MWANZA : Les professionnels de la PHARMACIE du pays ont été invités à prendre des mesures immédiates pour lutter contre la résistance croissante aux antimicrobiens en dispensant une éducation appropriée au public sur l’utilisation sûre et appropriée des médicaments.
L’appel a été lancé hier par le commissaire régional de Mwanza, M. Said Mtanda, lors de l’ouverture de la 26e assemblée générale annuelle de l’Association tanzanienne des technologues pharmaceutiques et des technologues adjoints en pharmacie (TAPHATA), qui s’est tenue à Mwanza.
M. Mtanda a déclaré que si des mesures appropriées ne sont pas prises pour lutter contre la résistance aux antimicrobiens, le monde pourrait être confronté à plus de 10 millions de décès par an d’ici 2050, comme le souligne le rapport 2018 de la Banque mondiale.
Il a souligné la nécessité pour les professionnels de la pharmacie de jouer un rôle de premier plan dans la santé publique en sensibilisant les communautés à l’importance d’une utilisation appropriée des médicaments.

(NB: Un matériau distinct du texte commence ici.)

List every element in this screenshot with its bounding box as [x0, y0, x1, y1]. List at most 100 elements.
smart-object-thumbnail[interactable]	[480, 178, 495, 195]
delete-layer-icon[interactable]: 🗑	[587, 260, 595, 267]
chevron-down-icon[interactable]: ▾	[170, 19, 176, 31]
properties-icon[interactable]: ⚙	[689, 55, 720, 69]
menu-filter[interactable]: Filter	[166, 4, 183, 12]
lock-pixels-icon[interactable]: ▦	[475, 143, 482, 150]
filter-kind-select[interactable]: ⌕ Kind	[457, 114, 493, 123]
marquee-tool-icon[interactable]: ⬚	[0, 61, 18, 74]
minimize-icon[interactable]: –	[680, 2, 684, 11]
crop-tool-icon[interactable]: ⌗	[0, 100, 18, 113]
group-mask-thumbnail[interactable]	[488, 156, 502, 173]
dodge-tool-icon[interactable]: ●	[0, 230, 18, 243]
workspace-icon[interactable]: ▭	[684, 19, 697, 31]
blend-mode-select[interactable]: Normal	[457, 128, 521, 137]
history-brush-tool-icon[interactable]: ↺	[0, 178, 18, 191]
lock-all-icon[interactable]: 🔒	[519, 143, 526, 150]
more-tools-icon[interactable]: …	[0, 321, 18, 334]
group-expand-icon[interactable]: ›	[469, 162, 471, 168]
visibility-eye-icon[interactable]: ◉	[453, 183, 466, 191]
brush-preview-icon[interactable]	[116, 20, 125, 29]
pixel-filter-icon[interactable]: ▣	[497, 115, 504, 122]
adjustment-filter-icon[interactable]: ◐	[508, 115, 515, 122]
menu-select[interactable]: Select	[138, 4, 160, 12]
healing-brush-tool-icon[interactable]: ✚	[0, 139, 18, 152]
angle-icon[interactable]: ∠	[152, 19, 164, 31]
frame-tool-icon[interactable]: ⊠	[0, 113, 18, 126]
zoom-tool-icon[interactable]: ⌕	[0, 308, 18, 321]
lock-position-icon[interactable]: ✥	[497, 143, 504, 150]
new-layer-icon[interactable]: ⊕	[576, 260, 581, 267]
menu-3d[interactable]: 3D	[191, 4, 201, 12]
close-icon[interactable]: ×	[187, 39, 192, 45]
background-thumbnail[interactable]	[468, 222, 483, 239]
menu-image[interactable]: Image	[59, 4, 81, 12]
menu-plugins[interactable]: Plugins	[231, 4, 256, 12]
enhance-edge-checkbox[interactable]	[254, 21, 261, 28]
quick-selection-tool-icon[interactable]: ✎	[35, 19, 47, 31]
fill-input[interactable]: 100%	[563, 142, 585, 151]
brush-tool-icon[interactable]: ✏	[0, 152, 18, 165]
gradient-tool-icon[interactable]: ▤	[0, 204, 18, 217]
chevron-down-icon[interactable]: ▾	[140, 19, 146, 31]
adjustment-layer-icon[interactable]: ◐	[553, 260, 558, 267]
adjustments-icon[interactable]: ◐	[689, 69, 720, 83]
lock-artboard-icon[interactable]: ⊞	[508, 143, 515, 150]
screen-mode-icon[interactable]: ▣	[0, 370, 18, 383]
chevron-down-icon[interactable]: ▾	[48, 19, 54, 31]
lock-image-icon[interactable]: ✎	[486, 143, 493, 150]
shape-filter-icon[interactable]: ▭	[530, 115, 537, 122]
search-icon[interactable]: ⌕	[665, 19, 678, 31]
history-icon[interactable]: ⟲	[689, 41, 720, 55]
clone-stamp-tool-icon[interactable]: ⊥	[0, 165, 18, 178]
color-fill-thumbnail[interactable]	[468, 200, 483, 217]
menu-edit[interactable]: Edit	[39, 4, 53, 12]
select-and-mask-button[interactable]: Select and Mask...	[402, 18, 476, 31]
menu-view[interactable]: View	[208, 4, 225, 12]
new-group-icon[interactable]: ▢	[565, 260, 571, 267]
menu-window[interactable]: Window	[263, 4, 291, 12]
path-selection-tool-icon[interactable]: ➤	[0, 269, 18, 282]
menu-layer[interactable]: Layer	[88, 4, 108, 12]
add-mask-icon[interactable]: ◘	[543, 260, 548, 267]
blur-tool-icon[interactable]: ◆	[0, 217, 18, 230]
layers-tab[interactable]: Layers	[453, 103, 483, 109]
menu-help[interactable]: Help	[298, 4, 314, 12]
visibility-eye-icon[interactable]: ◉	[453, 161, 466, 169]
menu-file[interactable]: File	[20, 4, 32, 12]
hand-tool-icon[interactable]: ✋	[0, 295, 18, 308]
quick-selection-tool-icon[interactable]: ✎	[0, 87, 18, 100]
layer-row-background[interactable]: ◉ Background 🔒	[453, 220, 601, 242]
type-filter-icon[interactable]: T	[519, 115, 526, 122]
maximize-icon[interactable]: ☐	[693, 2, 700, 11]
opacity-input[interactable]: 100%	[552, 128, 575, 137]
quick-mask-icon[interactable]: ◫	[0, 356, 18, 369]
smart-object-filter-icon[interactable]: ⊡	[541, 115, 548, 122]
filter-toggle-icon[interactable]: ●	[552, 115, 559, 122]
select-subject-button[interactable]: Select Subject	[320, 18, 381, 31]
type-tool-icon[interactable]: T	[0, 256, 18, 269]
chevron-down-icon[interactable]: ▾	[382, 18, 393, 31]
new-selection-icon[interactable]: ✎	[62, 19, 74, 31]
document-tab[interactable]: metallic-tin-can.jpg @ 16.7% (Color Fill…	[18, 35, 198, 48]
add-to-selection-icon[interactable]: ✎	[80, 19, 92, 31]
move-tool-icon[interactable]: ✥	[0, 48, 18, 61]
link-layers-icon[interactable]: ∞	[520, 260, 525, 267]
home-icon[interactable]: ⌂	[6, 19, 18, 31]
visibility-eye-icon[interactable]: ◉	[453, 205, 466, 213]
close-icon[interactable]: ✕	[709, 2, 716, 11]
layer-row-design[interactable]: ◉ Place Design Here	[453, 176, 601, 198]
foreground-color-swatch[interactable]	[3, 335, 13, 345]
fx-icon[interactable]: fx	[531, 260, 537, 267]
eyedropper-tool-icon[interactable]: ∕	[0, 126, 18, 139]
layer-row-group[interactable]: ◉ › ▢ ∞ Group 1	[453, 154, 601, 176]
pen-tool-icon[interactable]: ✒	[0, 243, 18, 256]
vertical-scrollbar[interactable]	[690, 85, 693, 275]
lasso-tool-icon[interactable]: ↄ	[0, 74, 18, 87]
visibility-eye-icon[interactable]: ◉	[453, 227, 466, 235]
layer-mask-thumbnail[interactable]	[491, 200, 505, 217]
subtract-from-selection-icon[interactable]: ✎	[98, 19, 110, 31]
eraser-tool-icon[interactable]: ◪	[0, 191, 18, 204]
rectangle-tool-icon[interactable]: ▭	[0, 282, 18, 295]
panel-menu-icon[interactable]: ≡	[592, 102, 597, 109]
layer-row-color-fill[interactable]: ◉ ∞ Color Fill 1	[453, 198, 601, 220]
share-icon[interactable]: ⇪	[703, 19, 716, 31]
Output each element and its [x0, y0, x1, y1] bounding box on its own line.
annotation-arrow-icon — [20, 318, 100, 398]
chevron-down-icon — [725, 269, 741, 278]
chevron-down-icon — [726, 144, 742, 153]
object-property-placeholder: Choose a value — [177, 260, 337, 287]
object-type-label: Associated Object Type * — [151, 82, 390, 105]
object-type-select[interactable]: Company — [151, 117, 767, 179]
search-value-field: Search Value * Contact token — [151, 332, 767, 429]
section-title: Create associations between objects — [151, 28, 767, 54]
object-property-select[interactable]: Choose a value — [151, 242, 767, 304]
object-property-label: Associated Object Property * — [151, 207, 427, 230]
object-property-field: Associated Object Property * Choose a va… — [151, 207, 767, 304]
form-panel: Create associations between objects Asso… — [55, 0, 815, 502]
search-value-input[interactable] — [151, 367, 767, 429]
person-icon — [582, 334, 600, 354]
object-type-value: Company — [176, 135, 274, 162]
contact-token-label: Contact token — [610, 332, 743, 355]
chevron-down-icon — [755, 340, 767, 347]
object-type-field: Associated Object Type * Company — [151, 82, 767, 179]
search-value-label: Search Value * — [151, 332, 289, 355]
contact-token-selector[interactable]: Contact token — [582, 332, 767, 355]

« Assurez-vous de fournir des informations correctes sur l’utilisation appropriée des médicaments, car vous êtes les professionnels de santé de première ligne responsables de cela », a déclaré Mtanda.
Le RC a également exhorté les autorités de régulation et les conseils surveillant les services pharmaceutiques à garantir que tous les points de vente de médicaments sont enregistrés et régulièrement inspectés, et que tous les établissements de santé, publics et privés, emploient du personnel pharmaceutique qualifié, comme l’exigent les directives nationales en matière de personnel.
Selon lui, le secteur reste confronté à des défis, notamment des opportunités d’emploi limitées, de faibles rémunérations dans le secteur privé et un faible contrôle dans les points de vente de drogue.
« J’appelle le Conseil de la pharmacie et le Bureau du pharmacien en chef du gouvernement à travailler en étroite collaboration avec votre association pour relever ces défis afin que la profession devienne plus forte et ait plus d’impact sur la nation », a-t-il noté.
M. Mtanda a en outre déclaré que le gouvernement continue de renforcer les ressources humaines dans le secteur de la santé, révélant que cette année seulement, la Commission de la fonction publique a annoncé 10 280 nouveaux postes vacants*, y compris des postes de technologies pharmaceutiques.
Il a également exhorté les dirigeants de l’association à soumettre des propositions au ministère sur la meilleure façon d’augmenter les opportunités d’emploi et d’identifier les domaines critiques dans lesquels une expertise pharmaceutique est requise, comme le souligner leur rapport.